The Court of Appeal has referred questions to the CJEU in Sandoz v Searle on the meaning of Article 3(a) of the SPC Regulation which requires that a 'product is protected by a basic patent in force'. Interestingly, in doing so, it took a different approach to Mr Justice Arnold, who has made a series of referrals to the CJEU on the meaning of Article 3(a) but, in this case, had concluded no reference was necessary.

The SPC (SPC/GB07/038) relates to darunavir (sold under the mark Prezista) and concerns a Markush claim, i.e., where a class of compounds is represented by means of a structural formula, thereby allowing large classes of compounds to be defined without being listed out. As we discussed in the July 2017 edition, Arnold J decided that the product was specified or identified in the claims of the patent, even though it was not specifically identified by name or structure in the claims or anywhere in the specification, nor was there any teaching in the patent which pointed to darunavir and in particular its novel and unusual P1 group.

In reaching this conclusion, Arnold J referred to the CJEU's Lilly decision concerning functional claims which he said shed light on the Medeva test and suggested that it was sufficient for the claim to specify the product by means of a Markush formula which covers it - at least without resort to equivalents. On that basis, darunavir was 'protected' by the patent. However, he remained of the view (as he had expressed in Actavis v Sanofi and Teva v Gilead) that a better test would be one requiring that the product should embody the inventive advance (or technical contribution) of the claim. On the facts of this case, and applying that test to the Markush claim, it would mean that the inventive advance lay in the identification of the compounds covered by claim 1 as having utility (as HIV protease inhibitors), and darunavir embodied that inventive advance.

Sandoz argues that it is necessary to show that the skilled team would recognise the product as forming a part of the subject matter of the patent by reference to a careful reading of the patent based on the common general knowledge at the priority date. It argued this test was not satisfied here given the large number of compounds covered by the claim and the unusual nature of the P1 substituent on darunavir. It also argues that Arnold J's 'inventive advance' test is wrong in principle, at least when applied to a Markush claim.

Having reviewed the series of CJEU decisions on Article 3(a), as well as a recent German referral (Sitagliptin) on functional claims, Floyd LJ identified the core question as being: how specific must the claims be? He agreed with Searle's counsel that there is a spectrum of specificity: in some circumstances, a Markush claim could amount to a sufficiently precise claim. However, this did not mean that an active ingredient will be adequately identified by a Markush formula, however broadly it is framed, and however obscure the particular substituent required to form the active ingredient that is the subject of the SPC.

He concluded that it was arguable that the substituent must be one which the skilled person would be able to identify based on their common general knowledge at the priority date, albeit he recognised that such a test would be difficult for patent offices to apply. Ultimately, he agreed with Arnold J that the inventive advance test was a 'far better' one, disagreeing with Sandoz that it was inadequate in relation to Markush claims.

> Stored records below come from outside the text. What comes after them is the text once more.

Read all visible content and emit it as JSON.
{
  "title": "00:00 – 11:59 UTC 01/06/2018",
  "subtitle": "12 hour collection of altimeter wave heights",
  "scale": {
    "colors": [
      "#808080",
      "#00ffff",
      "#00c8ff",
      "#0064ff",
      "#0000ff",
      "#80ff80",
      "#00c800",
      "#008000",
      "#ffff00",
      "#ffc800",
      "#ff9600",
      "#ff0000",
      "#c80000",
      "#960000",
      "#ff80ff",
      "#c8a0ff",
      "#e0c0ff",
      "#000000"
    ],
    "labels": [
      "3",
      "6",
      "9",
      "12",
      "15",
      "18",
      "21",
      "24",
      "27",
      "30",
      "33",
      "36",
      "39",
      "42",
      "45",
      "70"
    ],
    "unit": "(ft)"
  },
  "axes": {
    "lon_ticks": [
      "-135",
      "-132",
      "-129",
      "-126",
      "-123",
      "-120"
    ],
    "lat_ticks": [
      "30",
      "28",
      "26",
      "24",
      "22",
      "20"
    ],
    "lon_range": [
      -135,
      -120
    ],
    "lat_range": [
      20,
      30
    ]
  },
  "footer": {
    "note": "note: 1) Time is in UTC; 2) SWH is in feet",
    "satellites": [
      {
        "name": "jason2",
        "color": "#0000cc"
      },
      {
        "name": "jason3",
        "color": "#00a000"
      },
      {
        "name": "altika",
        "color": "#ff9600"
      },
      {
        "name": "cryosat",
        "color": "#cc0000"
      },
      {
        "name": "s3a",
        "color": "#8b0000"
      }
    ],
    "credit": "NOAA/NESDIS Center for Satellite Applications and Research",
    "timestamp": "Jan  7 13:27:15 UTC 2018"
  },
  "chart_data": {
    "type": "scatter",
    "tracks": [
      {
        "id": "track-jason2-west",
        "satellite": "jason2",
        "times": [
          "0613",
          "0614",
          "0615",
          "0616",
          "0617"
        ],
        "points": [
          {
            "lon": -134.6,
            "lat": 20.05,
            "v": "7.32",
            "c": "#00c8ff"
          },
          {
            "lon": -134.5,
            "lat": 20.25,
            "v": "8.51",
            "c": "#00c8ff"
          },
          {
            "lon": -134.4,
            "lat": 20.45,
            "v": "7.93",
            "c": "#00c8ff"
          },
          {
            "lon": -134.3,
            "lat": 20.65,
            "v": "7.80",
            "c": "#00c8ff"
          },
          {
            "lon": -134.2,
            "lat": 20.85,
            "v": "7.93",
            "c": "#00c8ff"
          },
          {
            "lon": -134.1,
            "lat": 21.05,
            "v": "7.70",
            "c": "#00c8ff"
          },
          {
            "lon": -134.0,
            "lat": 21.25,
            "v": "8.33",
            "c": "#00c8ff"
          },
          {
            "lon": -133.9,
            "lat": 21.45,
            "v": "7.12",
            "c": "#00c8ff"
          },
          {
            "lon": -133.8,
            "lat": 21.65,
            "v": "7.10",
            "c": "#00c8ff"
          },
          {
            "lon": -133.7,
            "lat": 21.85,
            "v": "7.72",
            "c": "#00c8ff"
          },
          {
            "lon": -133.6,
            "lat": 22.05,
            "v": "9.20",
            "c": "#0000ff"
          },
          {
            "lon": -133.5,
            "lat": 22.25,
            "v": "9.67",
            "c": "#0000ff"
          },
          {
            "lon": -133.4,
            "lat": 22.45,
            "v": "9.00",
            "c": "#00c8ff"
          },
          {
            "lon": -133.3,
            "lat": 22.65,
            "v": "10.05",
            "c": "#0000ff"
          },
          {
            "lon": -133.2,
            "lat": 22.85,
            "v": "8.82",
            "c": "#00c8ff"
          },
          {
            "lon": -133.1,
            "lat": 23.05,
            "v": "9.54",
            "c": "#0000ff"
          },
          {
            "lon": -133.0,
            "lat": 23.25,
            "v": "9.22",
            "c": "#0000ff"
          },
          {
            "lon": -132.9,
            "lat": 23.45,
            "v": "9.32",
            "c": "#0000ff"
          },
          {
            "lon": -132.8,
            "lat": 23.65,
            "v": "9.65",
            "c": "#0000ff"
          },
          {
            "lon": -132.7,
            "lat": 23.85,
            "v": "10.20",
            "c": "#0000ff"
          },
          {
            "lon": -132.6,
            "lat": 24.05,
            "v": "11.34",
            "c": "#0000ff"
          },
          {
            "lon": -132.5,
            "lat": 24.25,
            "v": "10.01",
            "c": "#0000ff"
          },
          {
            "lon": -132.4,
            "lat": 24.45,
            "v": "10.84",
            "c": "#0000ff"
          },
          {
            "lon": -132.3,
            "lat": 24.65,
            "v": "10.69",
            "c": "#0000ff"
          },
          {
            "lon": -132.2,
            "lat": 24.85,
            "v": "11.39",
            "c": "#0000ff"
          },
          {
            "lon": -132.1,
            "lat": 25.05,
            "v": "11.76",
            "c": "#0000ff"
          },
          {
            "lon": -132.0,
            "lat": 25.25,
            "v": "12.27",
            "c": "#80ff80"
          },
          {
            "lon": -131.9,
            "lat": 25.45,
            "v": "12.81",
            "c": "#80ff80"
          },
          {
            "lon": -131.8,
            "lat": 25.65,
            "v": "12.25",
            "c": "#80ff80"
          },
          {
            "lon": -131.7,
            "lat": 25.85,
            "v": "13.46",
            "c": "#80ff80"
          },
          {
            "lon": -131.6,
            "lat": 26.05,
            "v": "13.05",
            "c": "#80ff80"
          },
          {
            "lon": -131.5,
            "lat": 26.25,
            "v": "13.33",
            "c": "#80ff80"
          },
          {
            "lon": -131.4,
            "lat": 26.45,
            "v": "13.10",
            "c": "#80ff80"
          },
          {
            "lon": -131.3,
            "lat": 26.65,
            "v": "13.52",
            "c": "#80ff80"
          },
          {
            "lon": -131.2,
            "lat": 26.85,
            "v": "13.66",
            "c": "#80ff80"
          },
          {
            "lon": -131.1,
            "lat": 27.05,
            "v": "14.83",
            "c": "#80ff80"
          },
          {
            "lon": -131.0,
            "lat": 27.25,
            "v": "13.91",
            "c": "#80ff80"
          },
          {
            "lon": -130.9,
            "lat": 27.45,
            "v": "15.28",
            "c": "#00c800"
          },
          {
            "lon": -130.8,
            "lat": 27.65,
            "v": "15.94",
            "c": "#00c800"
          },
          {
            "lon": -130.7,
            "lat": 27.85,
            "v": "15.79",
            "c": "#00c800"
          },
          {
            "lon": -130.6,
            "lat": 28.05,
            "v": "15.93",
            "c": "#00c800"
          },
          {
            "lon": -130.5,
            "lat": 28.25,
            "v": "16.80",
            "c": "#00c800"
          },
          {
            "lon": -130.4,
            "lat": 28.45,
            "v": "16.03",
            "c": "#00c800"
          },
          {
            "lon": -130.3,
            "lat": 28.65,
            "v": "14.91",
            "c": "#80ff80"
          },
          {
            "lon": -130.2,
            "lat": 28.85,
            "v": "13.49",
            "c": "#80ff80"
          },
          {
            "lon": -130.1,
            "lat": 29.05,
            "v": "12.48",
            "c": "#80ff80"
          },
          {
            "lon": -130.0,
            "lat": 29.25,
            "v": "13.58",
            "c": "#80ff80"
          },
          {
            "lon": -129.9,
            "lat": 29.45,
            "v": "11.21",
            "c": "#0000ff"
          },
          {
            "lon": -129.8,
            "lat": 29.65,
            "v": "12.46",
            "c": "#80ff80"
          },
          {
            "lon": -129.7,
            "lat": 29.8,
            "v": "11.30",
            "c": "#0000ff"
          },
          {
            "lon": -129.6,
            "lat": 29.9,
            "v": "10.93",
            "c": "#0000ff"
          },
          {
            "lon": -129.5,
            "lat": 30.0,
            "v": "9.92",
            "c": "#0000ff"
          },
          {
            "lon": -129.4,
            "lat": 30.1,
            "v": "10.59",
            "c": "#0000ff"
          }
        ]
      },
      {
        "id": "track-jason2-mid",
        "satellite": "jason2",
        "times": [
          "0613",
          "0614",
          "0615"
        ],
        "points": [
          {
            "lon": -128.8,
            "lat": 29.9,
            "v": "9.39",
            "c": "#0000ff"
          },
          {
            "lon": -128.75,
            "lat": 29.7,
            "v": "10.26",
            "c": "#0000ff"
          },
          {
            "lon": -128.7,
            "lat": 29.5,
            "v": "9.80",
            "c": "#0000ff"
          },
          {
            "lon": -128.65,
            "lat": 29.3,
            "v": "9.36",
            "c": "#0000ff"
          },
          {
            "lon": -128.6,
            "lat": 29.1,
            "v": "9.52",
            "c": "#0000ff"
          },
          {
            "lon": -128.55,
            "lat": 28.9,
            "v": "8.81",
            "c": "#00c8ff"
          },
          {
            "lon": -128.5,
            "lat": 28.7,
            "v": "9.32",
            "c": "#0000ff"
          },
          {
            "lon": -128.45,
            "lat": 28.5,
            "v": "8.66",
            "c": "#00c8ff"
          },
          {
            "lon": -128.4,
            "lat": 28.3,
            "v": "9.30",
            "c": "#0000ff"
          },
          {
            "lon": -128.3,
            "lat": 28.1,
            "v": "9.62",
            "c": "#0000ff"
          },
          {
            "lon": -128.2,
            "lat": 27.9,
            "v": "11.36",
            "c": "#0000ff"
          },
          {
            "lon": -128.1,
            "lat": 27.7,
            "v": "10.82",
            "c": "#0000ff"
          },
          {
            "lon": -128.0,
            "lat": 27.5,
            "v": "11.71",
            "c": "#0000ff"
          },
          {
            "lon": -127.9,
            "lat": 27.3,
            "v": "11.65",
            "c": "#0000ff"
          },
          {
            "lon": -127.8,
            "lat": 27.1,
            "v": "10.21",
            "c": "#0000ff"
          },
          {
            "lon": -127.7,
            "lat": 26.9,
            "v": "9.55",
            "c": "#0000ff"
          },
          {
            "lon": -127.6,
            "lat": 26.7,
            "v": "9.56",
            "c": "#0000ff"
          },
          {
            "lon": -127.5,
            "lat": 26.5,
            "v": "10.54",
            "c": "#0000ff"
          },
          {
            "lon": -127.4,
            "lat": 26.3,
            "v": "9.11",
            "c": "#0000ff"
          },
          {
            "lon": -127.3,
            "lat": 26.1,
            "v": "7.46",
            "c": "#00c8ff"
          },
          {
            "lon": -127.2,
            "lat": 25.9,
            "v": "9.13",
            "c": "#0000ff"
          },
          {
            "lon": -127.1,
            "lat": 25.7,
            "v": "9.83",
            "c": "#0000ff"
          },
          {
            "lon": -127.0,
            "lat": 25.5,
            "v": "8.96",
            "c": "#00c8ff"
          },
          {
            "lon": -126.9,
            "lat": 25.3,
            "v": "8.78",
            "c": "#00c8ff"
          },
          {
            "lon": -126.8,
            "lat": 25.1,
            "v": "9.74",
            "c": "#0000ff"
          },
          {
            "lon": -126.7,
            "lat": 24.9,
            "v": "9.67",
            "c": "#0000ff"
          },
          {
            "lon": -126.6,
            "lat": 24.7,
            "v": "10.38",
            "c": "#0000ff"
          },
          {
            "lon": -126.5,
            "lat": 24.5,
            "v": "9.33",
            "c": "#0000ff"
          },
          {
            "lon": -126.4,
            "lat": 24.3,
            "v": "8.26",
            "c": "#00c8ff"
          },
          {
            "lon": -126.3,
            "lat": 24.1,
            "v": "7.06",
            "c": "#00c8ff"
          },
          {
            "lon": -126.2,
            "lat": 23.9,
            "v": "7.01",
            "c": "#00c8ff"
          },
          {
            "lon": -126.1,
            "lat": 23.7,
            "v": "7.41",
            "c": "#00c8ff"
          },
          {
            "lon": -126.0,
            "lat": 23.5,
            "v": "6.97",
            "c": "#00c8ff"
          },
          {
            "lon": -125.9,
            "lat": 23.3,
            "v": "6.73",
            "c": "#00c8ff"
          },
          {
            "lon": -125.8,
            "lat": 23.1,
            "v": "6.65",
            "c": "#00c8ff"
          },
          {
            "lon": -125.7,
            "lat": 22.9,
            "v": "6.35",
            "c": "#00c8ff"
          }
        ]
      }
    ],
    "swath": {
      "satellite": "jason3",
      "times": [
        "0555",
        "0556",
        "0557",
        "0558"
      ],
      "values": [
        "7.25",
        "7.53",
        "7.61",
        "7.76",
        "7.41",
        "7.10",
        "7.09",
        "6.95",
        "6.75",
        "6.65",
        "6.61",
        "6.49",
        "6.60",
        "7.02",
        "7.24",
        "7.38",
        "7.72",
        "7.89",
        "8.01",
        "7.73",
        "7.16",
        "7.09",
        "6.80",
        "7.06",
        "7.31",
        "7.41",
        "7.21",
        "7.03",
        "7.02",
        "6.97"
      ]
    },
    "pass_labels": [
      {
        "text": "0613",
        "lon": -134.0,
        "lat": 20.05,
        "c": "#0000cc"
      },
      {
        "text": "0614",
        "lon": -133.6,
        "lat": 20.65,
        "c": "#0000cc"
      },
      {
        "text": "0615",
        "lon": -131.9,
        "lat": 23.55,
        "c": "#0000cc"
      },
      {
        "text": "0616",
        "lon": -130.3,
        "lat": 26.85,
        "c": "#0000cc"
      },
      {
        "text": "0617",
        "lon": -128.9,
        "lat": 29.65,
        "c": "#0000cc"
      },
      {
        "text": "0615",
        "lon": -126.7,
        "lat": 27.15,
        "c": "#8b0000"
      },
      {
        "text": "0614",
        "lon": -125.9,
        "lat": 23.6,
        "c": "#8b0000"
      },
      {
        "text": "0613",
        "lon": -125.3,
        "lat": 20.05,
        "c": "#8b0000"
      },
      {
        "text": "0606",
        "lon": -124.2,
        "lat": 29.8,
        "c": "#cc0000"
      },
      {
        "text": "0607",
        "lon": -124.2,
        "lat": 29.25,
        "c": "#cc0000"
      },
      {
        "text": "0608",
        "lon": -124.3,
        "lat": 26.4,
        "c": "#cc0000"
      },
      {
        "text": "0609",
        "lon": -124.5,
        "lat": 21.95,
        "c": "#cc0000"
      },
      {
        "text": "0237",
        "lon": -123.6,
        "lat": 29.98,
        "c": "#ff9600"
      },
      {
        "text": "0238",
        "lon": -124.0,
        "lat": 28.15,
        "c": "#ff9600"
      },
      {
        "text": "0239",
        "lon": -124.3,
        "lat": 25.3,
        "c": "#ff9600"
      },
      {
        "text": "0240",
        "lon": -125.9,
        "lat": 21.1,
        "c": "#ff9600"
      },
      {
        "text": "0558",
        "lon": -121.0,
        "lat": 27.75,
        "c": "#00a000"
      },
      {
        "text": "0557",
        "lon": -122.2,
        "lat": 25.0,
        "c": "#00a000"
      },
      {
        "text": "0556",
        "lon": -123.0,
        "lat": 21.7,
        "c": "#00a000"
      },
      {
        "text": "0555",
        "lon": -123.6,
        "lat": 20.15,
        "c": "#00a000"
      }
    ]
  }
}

If he had thought he could reach a conclusion, Floyd LJ's provisional finding would have been that darunavir was protected by the claims of the patent: in the case of a product with a single active ingredient and a patent with a Markush claim, where all the compounds embody the core inventive technical advance, the test should be whether the skilled person considering the claims of the patent and the structure of the product, would immediately recognise that the active ingredient in question was one of those specified by the formula. That test was, he said, met here.

However, it was not clear that this was the correct approach in EU law, and so a reference to the CJEU was necessary. The Defendants argued that a reference would be futile given that the SPC will expire in February 2019 and it is very unlikely that the CJEU will be able to answer the reference and the UK court apply its answer before then.

In the meantime, the Grand Chamber of the CJEU heard argument in Teva v Gilead on 20 February. It remains to be seen how it will respond to Arnold J's invitation to revisit his inventive advance test.